We often attribute the phrase “Entourage Effect” to cannabis, but this effect isn’t exclusive to cannabis. A similar phenomenon occurs among innumerable nutritious, valuable compounds found in nature.
In full-spectrum products, we retain cannabinoids like CBD, THC, CBC, and CBG. Through this cannabinoid variety, we attempt to maximize the benefits for the greatest range of symptoms possible. If we apply the same principles to other areas of our diet, the absorption of the nutrients we ingest increases greatly.
Take curcumin, a valuable antiinflammatory compound found in turmeric, for example. When we consume turmeric by itself, our bodies only utilize about 10 percent of the available curcumin. If we simply ingest black pepper at the same time as the turmeric, our curcumin absorption increases greatly. The piperine in black pepper changes our curcumin uptake from roughly 10 percent to roughly 90 percent (on a side note, piperine has its own antiinflammatory properties as well).
This optimizes the antiinflammatory effects of curcumin for our bodies. Compounds interact in many ways though, so it’s important to know how foods can impact one another.
Antagonism refers to multiple compounds that, when combined, reduce the absorption of one another.
CBD primes our CB1 receptors in such a way that it reduces surface contact of THC molecules with those receptors. CBD acts as an antagonist and reduces the effects of THC in this specific way. This alteration in THC/receptor bonding makes many people report a reduced “high” when using CBD and THC in tandem.
With regard to beneficial compounds though, we want to avoid any compounds that antagonize them. Antagonists, in this case, limit the bioavailability of the nutrients that we do want in our bodies.
Good examples of antagonists that interfere with beneficial compounds would be “antinutrients”. These antinutrients often come from foods that simply need to be soaked, sprouted, boiled, or fermented to transform into optimal foods. Raw legumes, for instance, contain lectins in their skin that reduce nutrient absorption.
According to the Healthline article How to Reduce Antinutrients in Food, “Most of the antinutrients in these foods are found in the skin. Since many antinutrients are water-soluble, they simply dissolve when foods are soaked.” So while raw legumes contain antagonist compounds that decrease our nutrient absorption, we can optimize legumes by soaking them.
Additive effects are just how they sound. When combining two additive compounds, the sum total of their effect does no more and no less than taking them separately would do. In short, neither compound affects the bioavailability of the other. The net absorption of nutrients remains the same when combining them.
Almost every compound impacts other compounds in one way or another though. This makes it very difficult to find examples of the additive effect when it comes to food.

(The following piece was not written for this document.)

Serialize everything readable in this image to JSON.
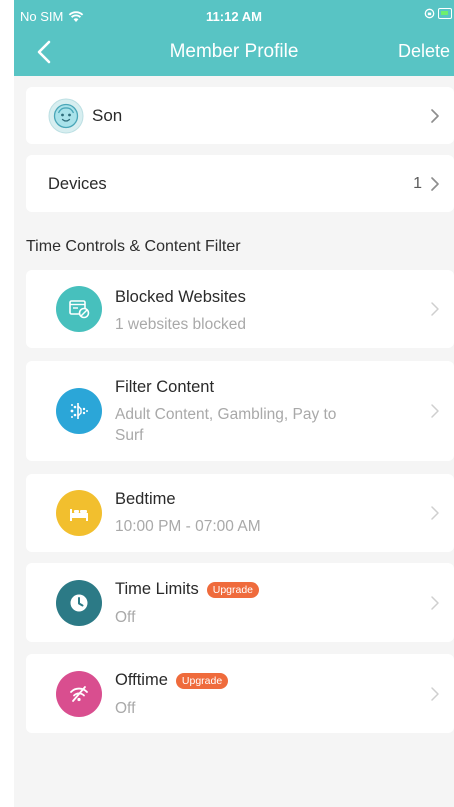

Potentiation occurs when one compound would normally do very little, if anything, and another compound optimizes it. This secondary compound acts as a key, allowing us to utilize the otherwise latent effects of the former.

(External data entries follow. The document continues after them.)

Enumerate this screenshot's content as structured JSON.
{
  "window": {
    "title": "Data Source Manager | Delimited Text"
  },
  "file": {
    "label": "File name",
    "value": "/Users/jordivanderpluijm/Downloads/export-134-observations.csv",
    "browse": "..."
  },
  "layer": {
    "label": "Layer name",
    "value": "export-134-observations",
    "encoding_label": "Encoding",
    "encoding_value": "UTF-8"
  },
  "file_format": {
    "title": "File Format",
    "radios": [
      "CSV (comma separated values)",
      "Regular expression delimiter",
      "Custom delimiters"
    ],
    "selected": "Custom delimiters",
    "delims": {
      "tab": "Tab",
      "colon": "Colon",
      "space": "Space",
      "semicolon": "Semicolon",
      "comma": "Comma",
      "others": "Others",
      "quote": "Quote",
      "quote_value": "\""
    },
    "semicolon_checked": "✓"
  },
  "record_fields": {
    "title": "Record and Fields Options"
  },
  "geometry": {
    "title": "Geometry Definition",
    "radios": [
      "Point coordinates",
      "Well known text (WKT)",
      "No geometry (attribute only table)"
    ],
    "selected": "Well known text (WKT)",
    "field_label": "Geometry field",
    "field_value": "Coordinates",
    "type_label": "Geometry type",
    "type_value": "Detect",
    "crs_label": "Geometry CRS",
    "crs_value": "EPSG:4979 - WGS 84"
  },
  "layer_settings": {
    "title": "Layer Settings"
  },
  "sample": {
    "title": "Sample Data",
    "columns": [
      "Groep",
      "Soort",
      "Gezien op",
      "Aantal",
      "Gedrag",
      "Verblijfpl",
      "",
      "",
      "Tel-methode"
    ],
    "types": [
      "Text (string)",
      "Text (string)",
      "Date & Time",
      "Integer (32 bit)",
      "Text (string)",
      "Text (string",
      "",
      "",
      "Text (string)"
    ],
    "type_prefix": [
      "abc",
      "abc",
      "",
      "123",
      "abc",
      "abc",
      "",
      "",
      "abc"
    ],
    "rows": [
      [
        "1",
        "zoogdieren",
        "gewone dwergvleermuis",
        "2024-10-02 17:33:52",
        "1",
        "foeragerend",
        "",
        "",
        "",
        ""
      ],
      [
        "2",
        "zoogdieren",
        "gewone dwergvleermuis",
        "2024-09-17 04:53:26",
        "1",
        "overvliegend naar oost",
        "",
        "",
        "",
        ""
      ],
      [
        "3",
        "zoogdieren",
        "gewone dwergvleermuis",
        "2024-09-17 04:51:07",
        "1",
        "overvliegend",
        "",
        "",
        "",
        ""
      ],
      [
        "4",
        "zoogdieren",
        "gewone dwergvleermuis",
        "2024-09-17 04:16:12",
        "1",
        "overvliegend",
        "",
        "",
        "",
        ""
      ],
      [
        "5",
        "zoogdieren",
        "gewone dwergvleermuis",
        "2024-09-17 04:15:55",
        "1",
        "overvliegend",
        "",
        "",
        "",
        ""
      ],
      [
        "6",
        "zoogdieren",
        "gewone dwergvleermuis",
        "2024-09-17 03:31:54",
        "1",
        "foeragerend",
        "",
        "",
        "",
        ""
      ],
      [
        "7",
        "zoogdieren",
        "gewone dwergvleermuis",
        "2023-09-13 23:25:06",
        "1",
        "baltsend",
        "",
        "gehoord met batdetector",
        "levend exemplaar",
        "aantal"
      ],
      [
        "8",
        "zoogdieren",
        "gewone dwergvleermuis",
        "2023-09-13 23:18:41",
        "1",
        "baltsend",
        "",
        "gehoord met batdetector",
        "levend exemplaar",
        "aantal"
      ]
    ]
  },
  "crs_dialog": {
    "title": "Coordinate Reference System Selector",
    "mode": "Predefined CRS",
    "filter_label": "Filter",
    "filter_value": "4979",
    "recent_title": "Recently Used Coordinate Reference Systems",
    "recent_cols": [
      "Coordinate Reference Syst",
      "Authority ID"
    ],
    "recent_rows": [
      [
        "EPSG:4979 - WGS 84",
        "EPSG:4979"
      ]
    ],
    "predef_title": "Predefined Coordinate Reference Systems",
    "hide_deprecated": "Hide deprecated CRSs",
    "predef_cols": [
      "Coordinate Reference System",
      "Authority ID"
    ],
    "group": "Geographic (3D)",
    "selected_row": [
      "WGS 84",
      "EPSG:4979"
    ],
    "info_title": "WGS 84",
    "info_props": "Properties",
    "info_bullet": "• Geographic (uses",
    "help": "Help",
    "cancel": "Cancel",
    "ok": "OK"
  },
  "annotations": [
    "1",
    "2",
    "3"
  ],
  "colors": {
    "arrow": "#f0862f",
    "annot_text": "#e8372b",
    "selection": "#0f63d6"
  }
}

The black pepper/turmeric example perfectly illustrates potentiation, but we can find potentiators almost everywhere we look. Vitamin B6 maximizes the absorption of amino acids (proteins) in our diet. Lucky for us, we frequently find that vitamin B6 occurs naturally alongside amino acids in a great number of our protein sources like fish, eggs, chicken, etc.
Since it usually involves only two compounds at a time, potentiation is likely the most commonly studied of these phenomena and simultaneously the easiest to research.

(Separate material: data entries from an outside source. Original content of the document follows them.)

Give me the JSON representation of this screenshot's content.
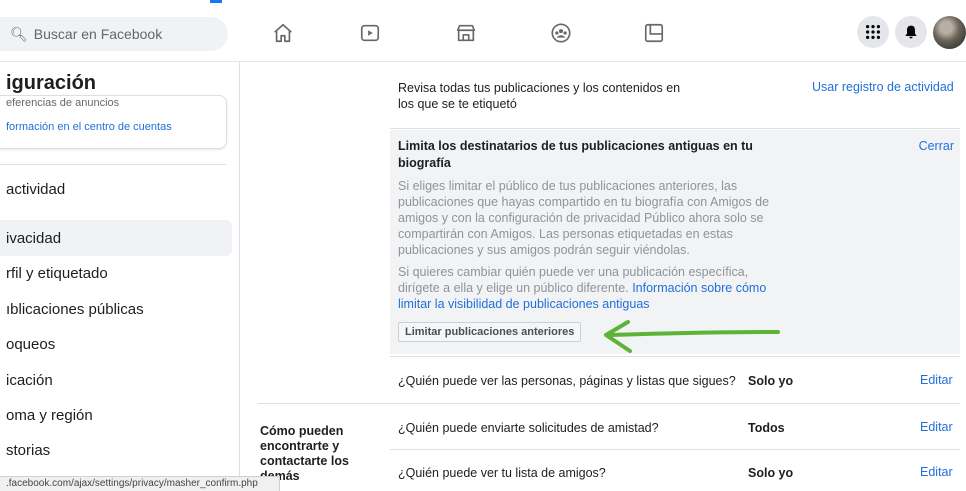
{
  "topbar": {
    "search_placeholder": "Buscar en Facebook",
    "nav_icons": [
      "home-icon",
      "watch-icon",
      "marketplace-icon",
      "groups-icon",
      "gaming-icon"
    ],
    "right_icons": [
      "menu-grid-icon",
      "notifications-icon",
      "avatar"
    ]
  },
  "sidebar": {
    "title": "iguración",
    "card_line1": "eferencias de anuncios",
    "card_line2": "formación en el centro de cuentas",
    "items": [
      {
        "label": "actividad"
      },
      {
        "label": "ivacidad"
      },
      {
        "label": "rfil y etiquetado"
      },
      {
        "label": "ıblicaciones públicas"
      },
      {
        "label": "oqueos"
      },
      {
        "label": "icación"
      },
      {
        "label": "oma y región"
      },
      {
        "label": "storias"
      }
    ],
    "active_index": 1
  },
  "main": {
    "review_text": "Revisa todas tus publicaciones y los contenidos en los que se te etiquetó",
    "review_action": "Usar registro de actividad",
    "limit_panel": {
      "title": "Limita los destinatarios de tus publicaciones antiguas en tu biografía",
      "close": "Cerrar",
      "para1": "Si eliges limitar el público de tus publicaciones anteriores, las publicaciones que hayas compartido en tu biografía con Amigos de amigos y con la configuración de privacidad Público ahora solo se compartirán con Amigos. Las personas etiquetadas en estas publicaciones y sus amigos podrán seguir viéndolas.",
      "para2_prefix": "Si quieres cambiar quién puede ver una publicación específica, dirígete a ella y elige un público diferente.",
      "para2_link": "Información sobre cómo limitar la visibilidad de publicaciones antiguas",
      "button": "Limitar publicaciones anteriores"
    },
    "following_row": {
      "question": "¿Quién puede ver las personas, páginas y listas que sigues?",
      "value": "Solo yo",
      "action": "Editar"
    },
    "section_title": "Cómo pueden encontrarte y contactarte los demás",
    "friend_requests_row": {
      "question": "¿Quién puede enviarte solicitudes de amistad?",
      "value": "Todos",
      "action": "Editar"
    },
    "friends_list_row": {
      "question": "¿Quién puede ver tu lista de amigos?",
      "value": "Solo yo",
      "action": "Editar"
    }
  },
  "statusbar": {
    "url": ".facebook.com/ajax/settings/privacy/masher_confirm.php"
  },
  "colors": {
    "link": "#216fdb",
    "arrow": "#5cb335",
    "panel_bg": "#f2f3f5"
  }
}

Many tout synergism as the holy grail of compound interaction, and with good reason. It’s essentially multidirectional potentiation. In other words, synergistic compounds mutually optimize the absorption of one another.
This phenomenon occurs when two or more compounds that would normally have some effect are combined, but each compound involved acts as both a key and a keyhole that optimize the full benefits of the other. This happens most frequently in naturally occurring foods, which leads us to the logical conclusion that taking things in their whole and natural form benefits us in a huge way. 4 Corners Cannabis firmly believes in the full-spectrum approach for this very reason.
In the article Matcha Green Tea: What’s Really in It?, we learn why Matcha gives us such a balanced boost. While caffeine alone energizes us, it constricts blood vessels and taxes the nervous system, ultimately resulting in an energy crash.
Fortunately Matcha also contains l-theanine which relaxes the body and nervous system without inducing drowsiness. This prevents the jitters that sometimes come from coffee consumption. On top of that, we also find theobromine in matcha. Theobromine is thought to have antiinflammatory as well as mood-boosting properties, in addition to being energizing.
The end result? Synergy. We get a boost in energy, an elevated mood, and a limber body. In other words, Matcha allows our minds and bodies to be alert and perform well without overwhelming the nervous system.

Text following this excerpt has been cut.